Second, although YHWH’s return to Zion was expected by many Second Temple Jews, it is not clear whether the majority believed that they themselves were still in exile while living back in their homeland. Wright does not seem to sufficiently consider diversity within first-century Judaism at this point. Some circles might have held this view proposed by Wright, but it is unclear whether that would apply to the bulk of first-century Jews. Also, as Timo Laato has pointed out, Wright’s language appears to be exaggerative, if not too simplistic, especially when equating (a) socio-political oppressions and limitations that Second Temple Jews experienced with (b) an “exile.” Those oppressions and limitations were certainly present at different points. However, whether Second Temple Jews identified those experiences as an “exile” is another matter or at least a matter at another level. While recognizing that the concept may possibly be present without the word itself, it is noteworthy that the New Testament does not explicitly speak of “exile” except one place (Matt 1:1-17, esp. vv. 11-17). Such rarity does not seem to work well with Wright’s assertation that first-century Jews were regarding them as still exiled. Various degrees and extents of oppression and problems were certainly there among the Second-Temple Jews, but those experiences cannot and should not be too hastily equated with an “exile.” To demonstrate that this notion is central to Paul (and the NT), Wright should answer the question of why, then, Paul (and the NT) does not express it often.
A few other issues should also be pointed out. To begin with, while Wright emphasizes that, in and as Jesus the Messiah, YHWH has returned to Zion, thus binding the identities of the two, he does not seem to give due attention to how Paul distinguishes Jesus from the Father.
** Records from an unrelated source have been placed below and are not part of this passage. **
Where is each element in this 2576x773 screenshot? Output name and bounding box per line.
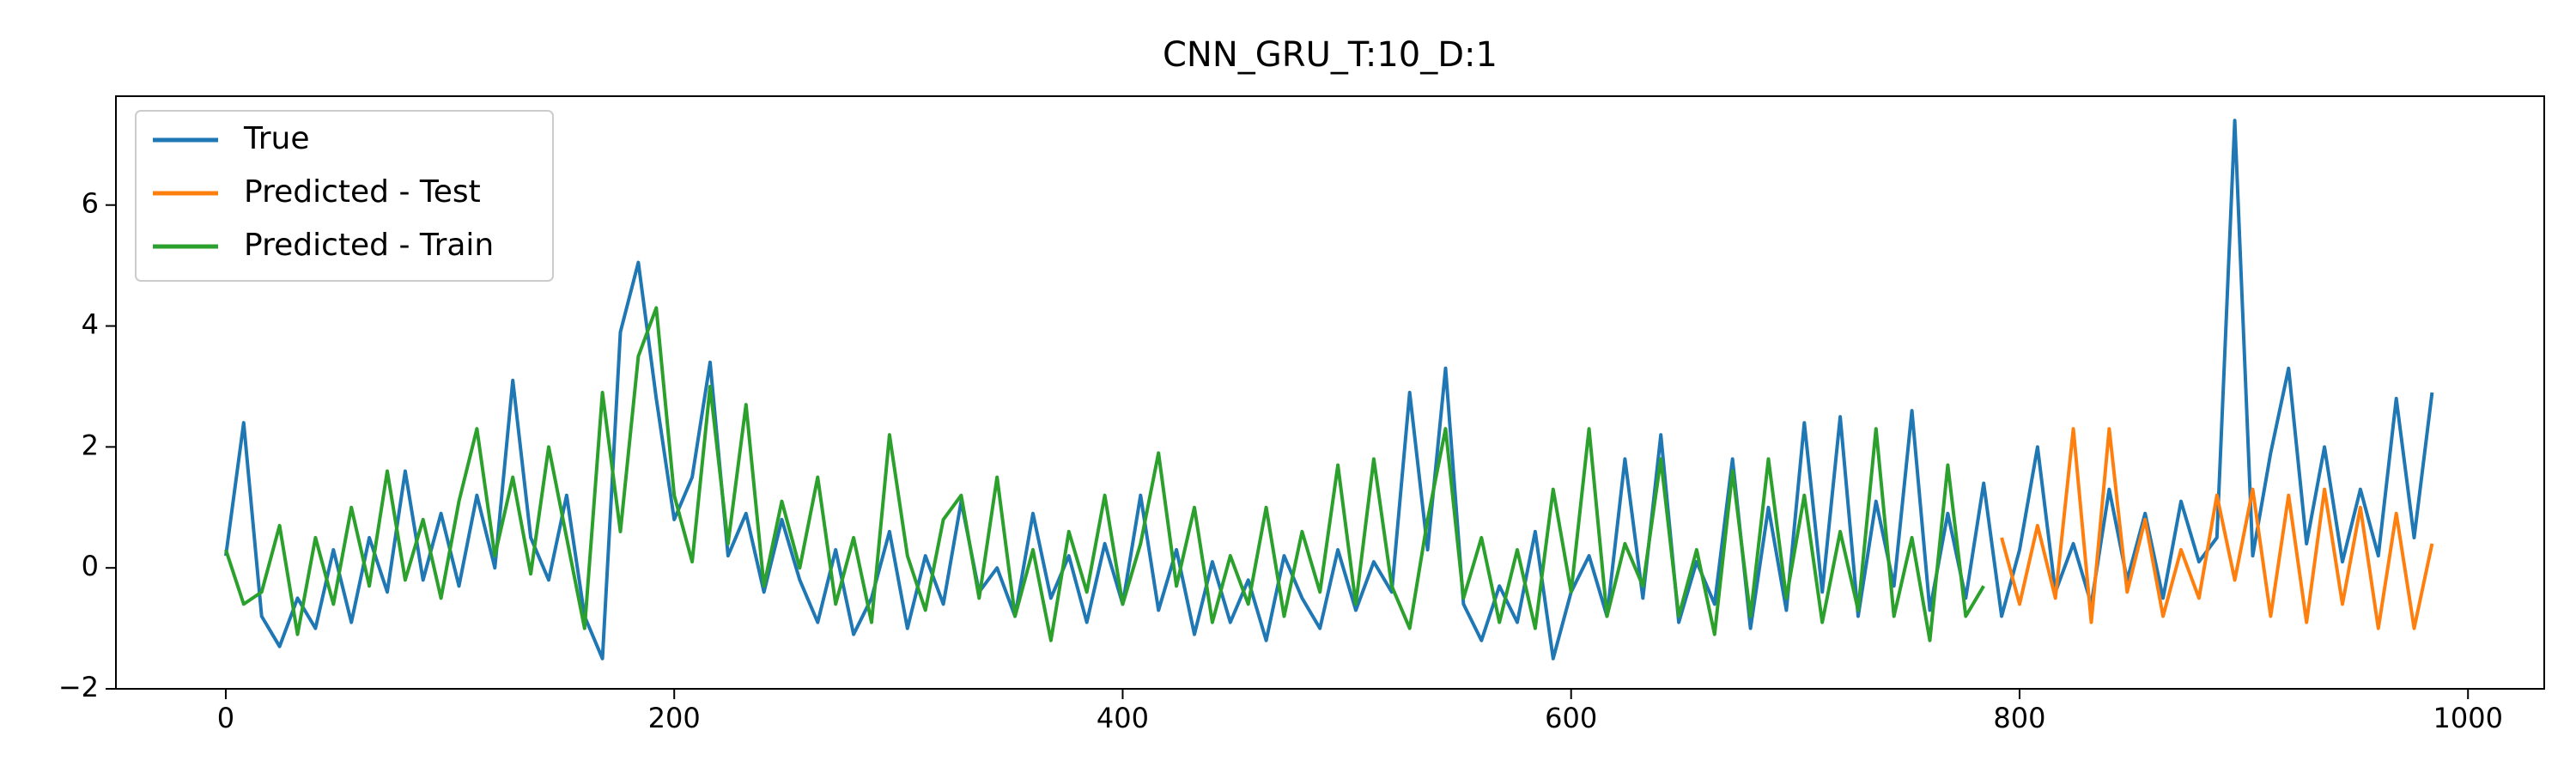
legend-label: Predicted - Test [244,174,481,210]
x-tick-label: 1000 [2433,702,2502,734]
y-tick-label: 6 [82,187,99,220]
y-tick-label: 4 [82,308,99,341]
x-tick-label: 0 [217,702,234,734]
y-tick-label: 0 [82,550,99,582]
series-line [224,306,1985,642]
series-line [224,119,2434,660]
legend: True Predicted - Test Predicted - Train [135,110,554,282]
chart-title: CNN_GRU_T:10_D:1 [1163,35,1498,75]
x-tick-label: 800 [1993,702,2045,734]
plot-frame [115,95,2545,690]
series-line [2000,427,2434,630]
legend-label: True [243,121,309,156]
x-tick-label: 200 [648,702,701,734]
x-tick-label: 400 [1097,702,1149,734]
y-tick-label: 2 [82,429,99,461]
legend-box [135,110,554,282]
y-tick-label: −2 [58,671,99,703]
plot-area [224,119,2434,660]
legend-label: Predicted - Train [244,228,494,263]
x-tick-label: 600 [1545,702,1597,734]
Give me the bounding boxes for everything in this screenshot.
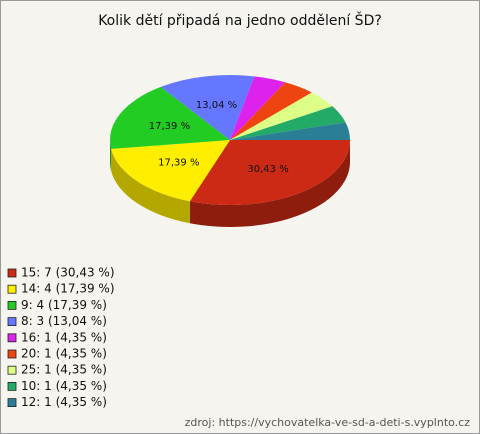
chart-title: Kolik dětí připadá na jedno oddělení ŠD?: [98, 11, 382, 29]
legend-label: 14: 4 (17,39 %): [21, 282, 115, 296]
slice: [160, 74, 255, 140]
slice-side: [189, 140, 350, 227]
legend-label: 20: 1 (4,35 %): [21, 347, 107, 361]
slice: [111, 140, 230, 202]
legend-label: 15: 7 (30,43 %): [21, 266, 115, 280]
legend-swatch: [7, 398, 17, 408]
source: zdroj: https://vychovatelka-ve-sd-a-deti…: [185, 416, 471, 429]
legend-swatch: [7, 284, 17, 294]
slice-side: [110, 140, 112, 171]
legend-label: 9: 4 (17,39 %): [21, 298, 107, 312]
legend-swatch: [7, 333, 17, 343]
legend-swatch: [7, 349, 17, 359]
slice: [230, 76, 286, 140]
slice: [230, 122, 350, 140]
legend-swatch: [7, 381, 17, 391]
legend-swatch: [7, 300, 17, 310]
slice: [230, 82, 312, 140]
slice-label: 13,04 %: [196, 100, 237, 111]
slice-label: 17,39 %: [149, 121, 190, 132]
slice: [230, 106, 346, 140]
slice-label: 30,43 %: [247, 164, 288, 175]
slice-label: 17,39 %: [158, 158, 199, 169]
legend-label: 12: 1 (4,35 %): [21, 395, 107, 409]
slice: [189, 140, 350, 205]
legend-swatch: [7, 268, 17, 278]
slice-side: [111, 148, 190, 224]
legend-label: 10: 1 (4,35 %): [21, 379, 107, 393]
legend-label: 16: 1 (4,35 %): [21, 330, 107, 344]
legend-swatch: [7, 365, 17, 375]
legend-label: 25: 1 (4,35 %): [21, 363, 107, 377]
slice: [230, 92, 333, 140]
legend-label: 8: 3 (13,04 %): [21, 314, 107, 328]
legend-swatch: [7, 317, 17, 327]
slice: [110, 86, 230, 149]
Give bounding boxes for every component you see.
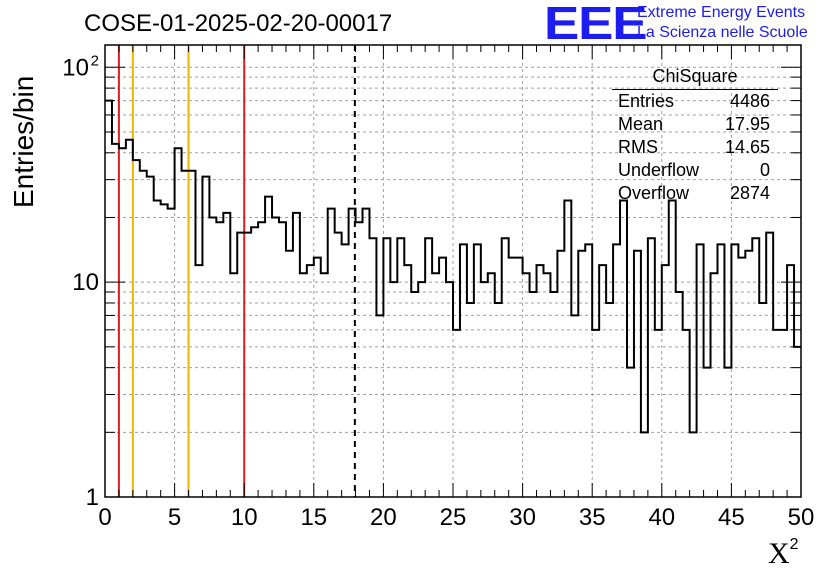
stats-value: 4486	[729, 91, 770, 111]
x-axis-label: X2	[768, 536, 799, 571]
x-axis-label-sup: 2	[789, 536, 799, 553]
stats-value: 0	[759, 160, 770, 180]
stats-value: 17.95	[724, 114, 770, 134]
chart-title: COSE-01-2025-02-20-00017	[84, 10, 393, 37]
stats-value: 14.65	[724, 137, 770, 157]
stats-title: ChiSquare	[612, 66, 778, 90]
eee-logo: EEE	[544, 0, 648, 49]
stats-label: RMS	[618, 137, 658, 157]
stats-label: Mean	[618, 114, 664, 134]
y-tick-label: 10	[62, 54, 89, 81]
logo-line-2: La Scienza nelle Scuole	[637, 24, 808, 41]
stats-row-rms: RMS 14.65	[612, 136, 778, 159]
x-tick-label: 5	[168, 504, 181, 531]
stats-value: 2874	[729, 183, 770, 203]
histogram	[105, 99, 801, 434]
y-tick-label: 10	[72, 269, 99, 296]
stats-row-underflow: Underflow 0	[612, 159, 778, 182]
marker-lines	[117, 45, 356, 497]
y-tick-label-sup: 2	[91, 52, 99, 69]
x-tick-label: 20	[370, 504, 397, 531]
stats-row-mean: Mean 17.95	[612, 113, 778, 136]
x-tick-label: 10	[231, 504, 258, 531]
stats-rows: Entries 4486 Mean 17.95 RMS 14.65 Underflow 0 Ov…	[612, 90, 778, 205]
stats-label: Underflow	[618, 160, 700, 180]
histogram-steps	[105, 99, 801, 434]
stats-box: ChiSquare Entries 4486 Mean 17.95 RMS 14.65 Un…	[612, 66, 778, 205]
x-tick-label: 35	[579, 504, 606, 531]
x-tick-label: 15	[300, 504, 327, 531]
x-tick-label: 25	[440, 504, 467, 531]
x-tick-label: 40	[648, 504, 675, 531]
stats-label: Entries	[618, 91, 675, 111]
y-tick-label: 1	[86, 484, 99, 511]
stats-row-entries: Entries 4486	[612, 90, 778, 113]
x-axis-label-text: X	[768, 537, 790, 570]
x-tick-label: 0	[98, 504, 111, 531]
stats-label: Overflow	[618, 183, 690, 203]
x-tick-label: 45	[718, 504, 745, 531]
x-tick-label: 50	[788, 504, 815, 531]
x-tick-label: 30	[509, 504, 536, 531]
logo-line-1: Extreme Energy Events	[637, 4, 806, 21]
stats-row-overflow: Overflow 2874	[612, 182, 778, 205]
y-axis-label: Entries/bin	[8, 75, 39, 208]
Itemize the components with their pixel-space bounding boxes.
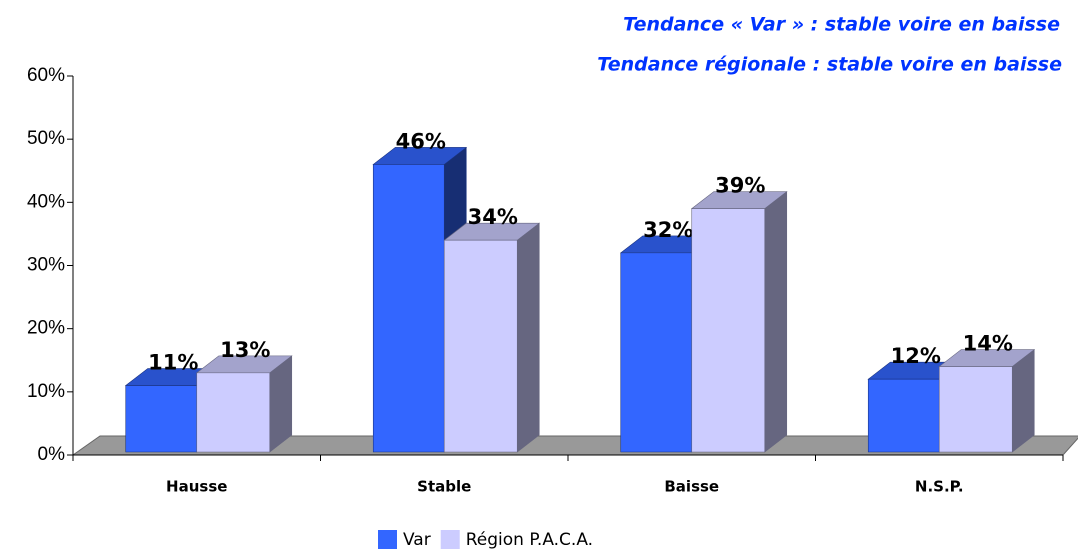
bar [443,222,541,453]
y-tick-label: 30% [27,255,65,276]
value-label: 32% [643,218,693,242]
y-tick-label: 50% [27,128,65,149]
legend-label: Var [403,530,431,550]
bar-front [125,385,198,453]
value-label: 11% [148,351,198,375]
x-tick-label: Stable [417,478,471,496]
bar-front [620,252,693,453]
bar-side [516,222,540,453]
value-label: 14% [963,332,1013,356]
legend-swatch [440,530,460,549]
bar-front [196,372,271,453]
value-label: 13% [220,338,270,362]
value-label: 34% [468,205,518,229]
bar [690,191,788,453]
bar [195,355,293,453]
legend-label: Région P.A.C.A. [466,530,593,550]
bar-front [867,378,940,453]
bar-front [372,164,445,453]
x-tick-label: N.S.P. [915,478,964,496]
y-tick-label: 10% [27,381,65,402]
x-tick-label: Baisse [664,478,719,496]
bar-front [443,239,518,453]
value-label: 12% [891,344,941,368]
y-tick-label: 0% [38,444,66,465]
y-tick-label: 20% [27,318,65,339]
chart-subtitle: Tendance régionale : stable voire en bai… [597,54,1062,76]
x-tick-label: Hausse [166,478,227,496]
chart-title: Tendance « Var » : stable voire en baiss… [623,14,1060,36]
bar [938,348,1036,453]
y-tick-label: 60% [27,65,65,86]
y-tick-label: 40% [27,191,65,212]
legend-swatch [378,530,397,549]
value-label: 46% [396,129,446,153]
bar-side [1011,348,1035,453]
bar-side [764,191,788,453]
bar-front [938,366,1013,453]
value-label: 39% [715,174,765,198]
bar-front [691,208,766,453]
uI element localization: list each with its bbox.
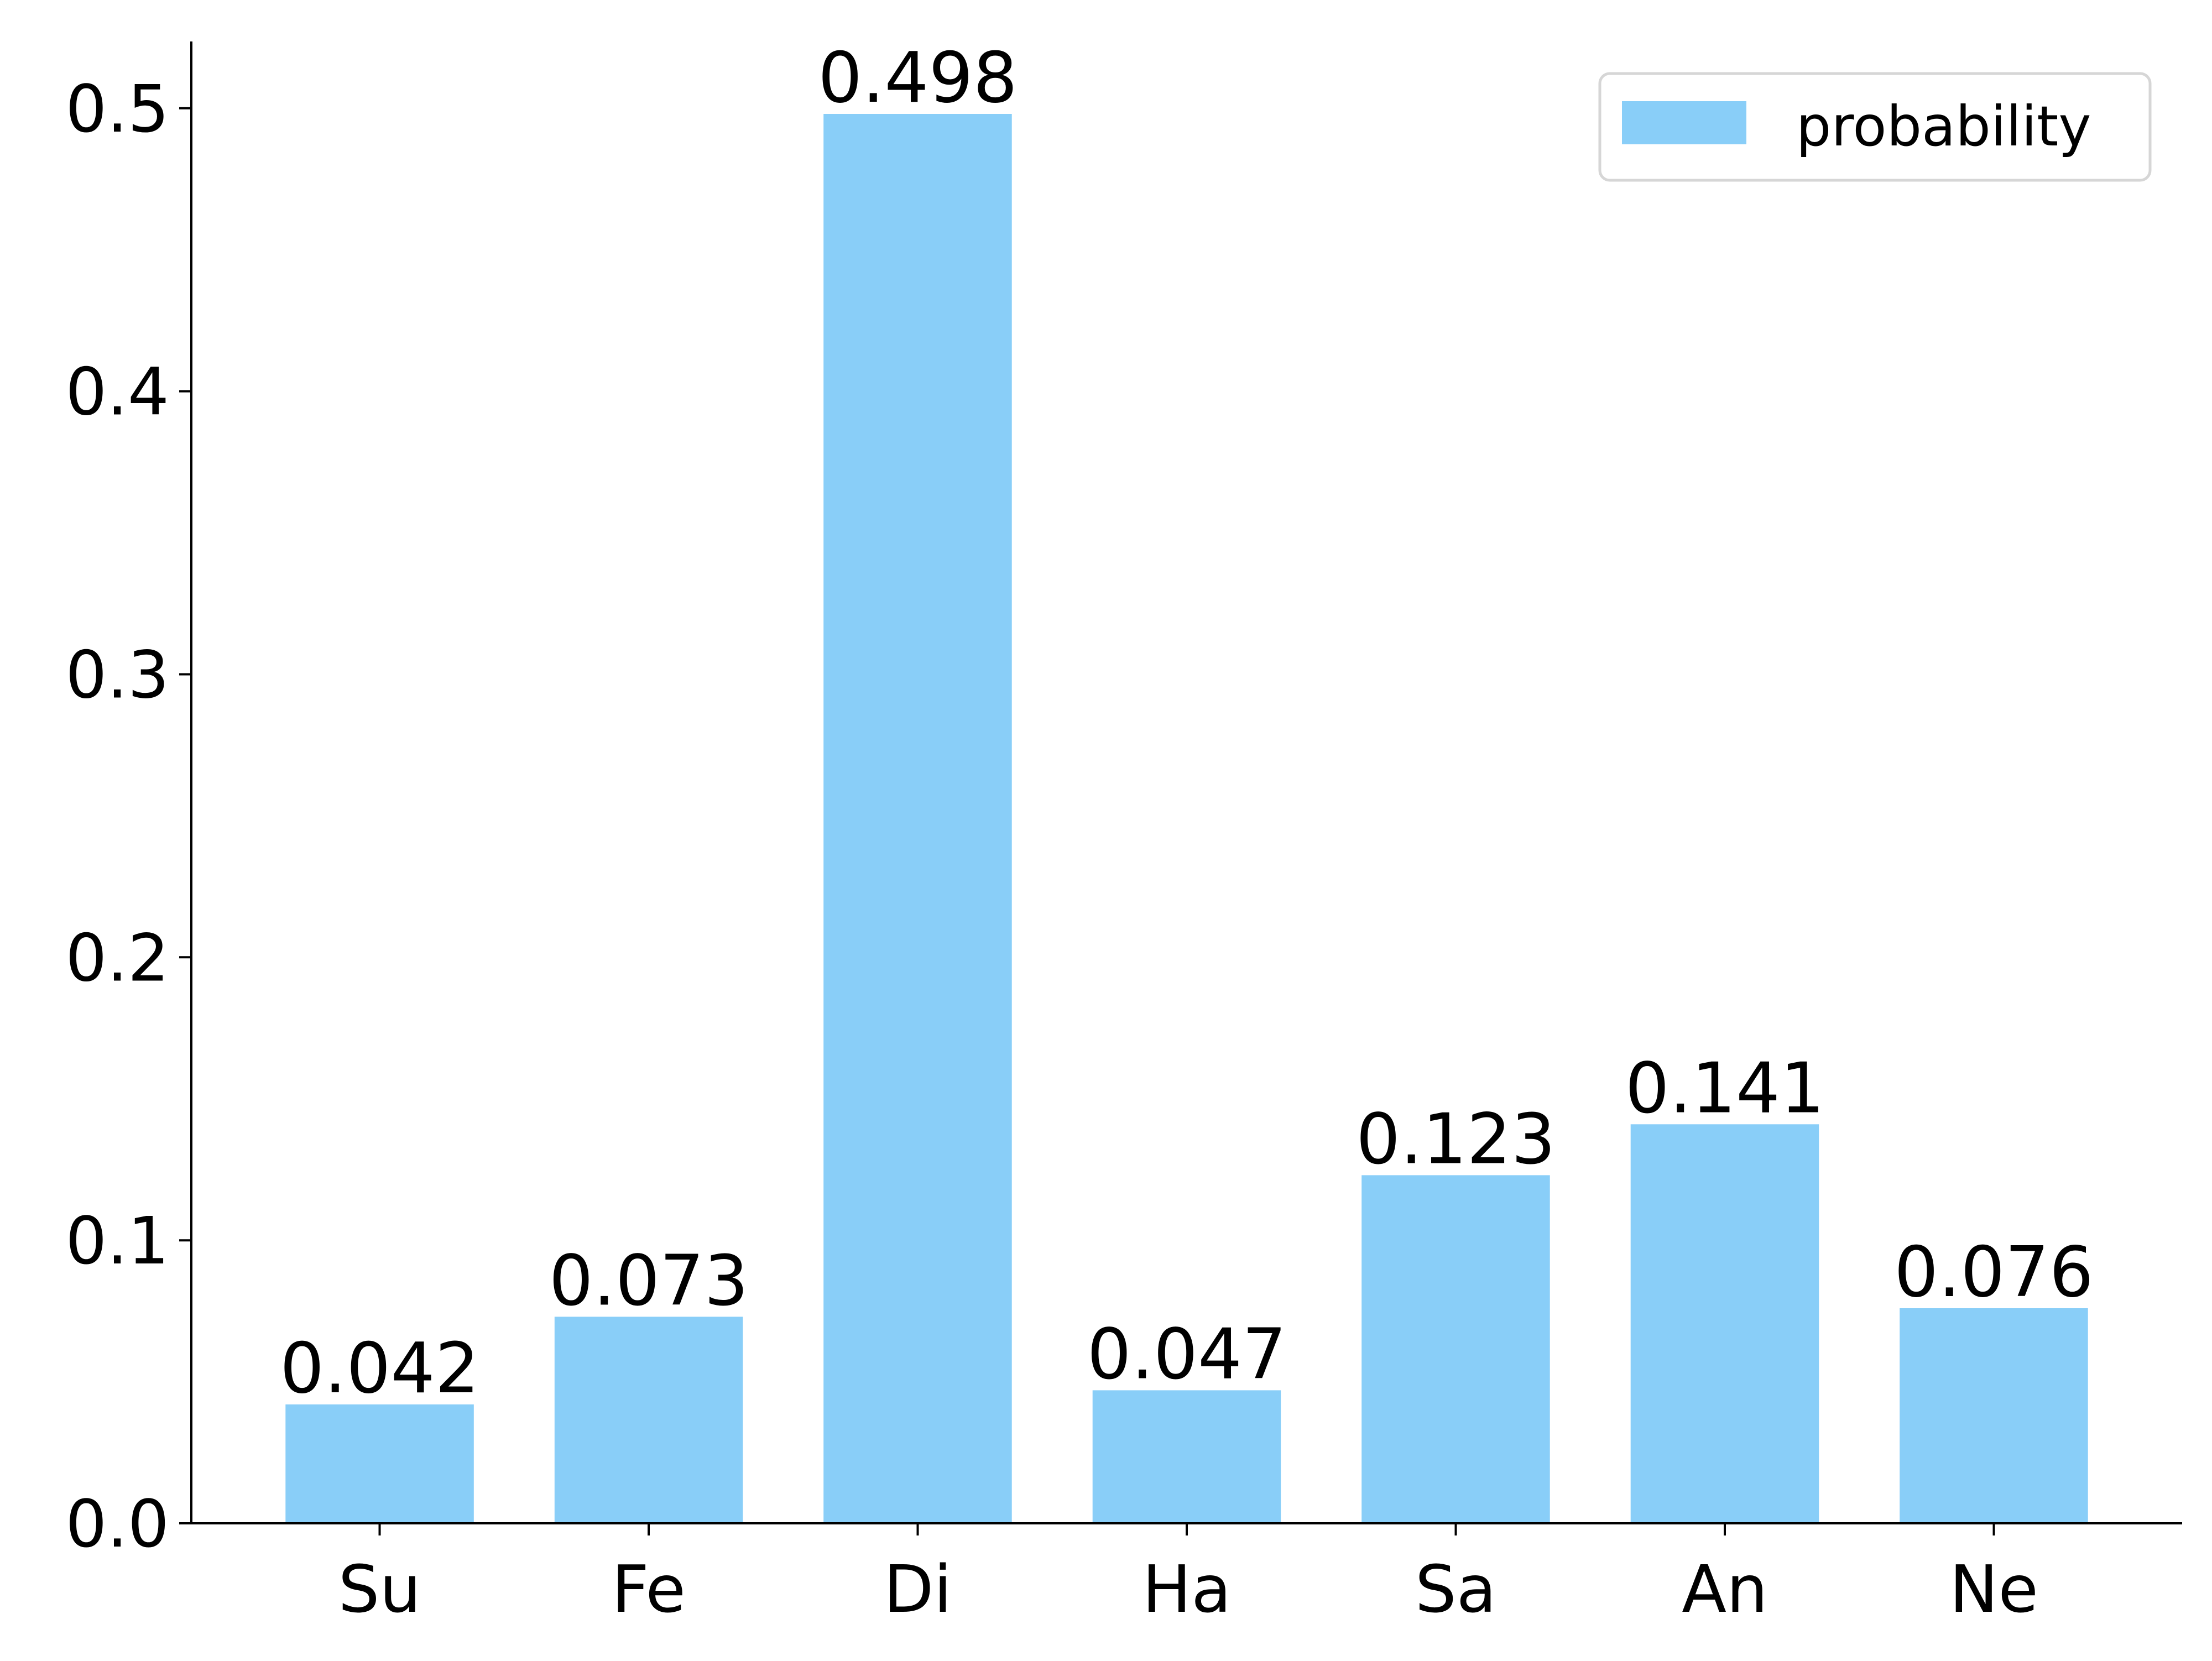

A more balanced and nuanced account would be appreciated in this regard (cf. Hurtado, “YHWH’s Return to Zion: A New Catalyst for Earliest High Christology,” 429–30). Moreover, it should be noted that Wright’s formulation of Paul’s divine Christology around a singular, narrow focus, i.e., YHWH’s return to Zion, seems to be reductionistic and is liable to all-or-nothing sort of fallacy. As Hurtado has observed, Wright has likely overstated the significance of the OT promise of YHWH’s return to as the “key initial christological resource appropriated in earliest Christian circles” (420). Across Paul’s writings and the rest of the NT, the language of YHWH’s return seems more frequently applied to the second coming of the Messiah rather than his first coming, and, if so, taking YHWH’s return in the person and ministry of Jesus in the first century does not seem to holistically capture the overall thrust of the NT/Pauline writings (430–32). Although one may apply here the notion of “already but not yet” and such an application seems to have some validity, more frequent use of YHWH’s return with reference to the Parousia necessitates a question that Wright himself should answer.
This paper contributes to the current conversations on Paul’s Christology and the related discussions on the core thrust for a divine view of Jesus by interacting carefully with one of the most influential proposals after Bauckham and Hurtado, namely, Tom Wright’s “YHWH’s return to Zion” Christology applied to Pauline (and NT) writings.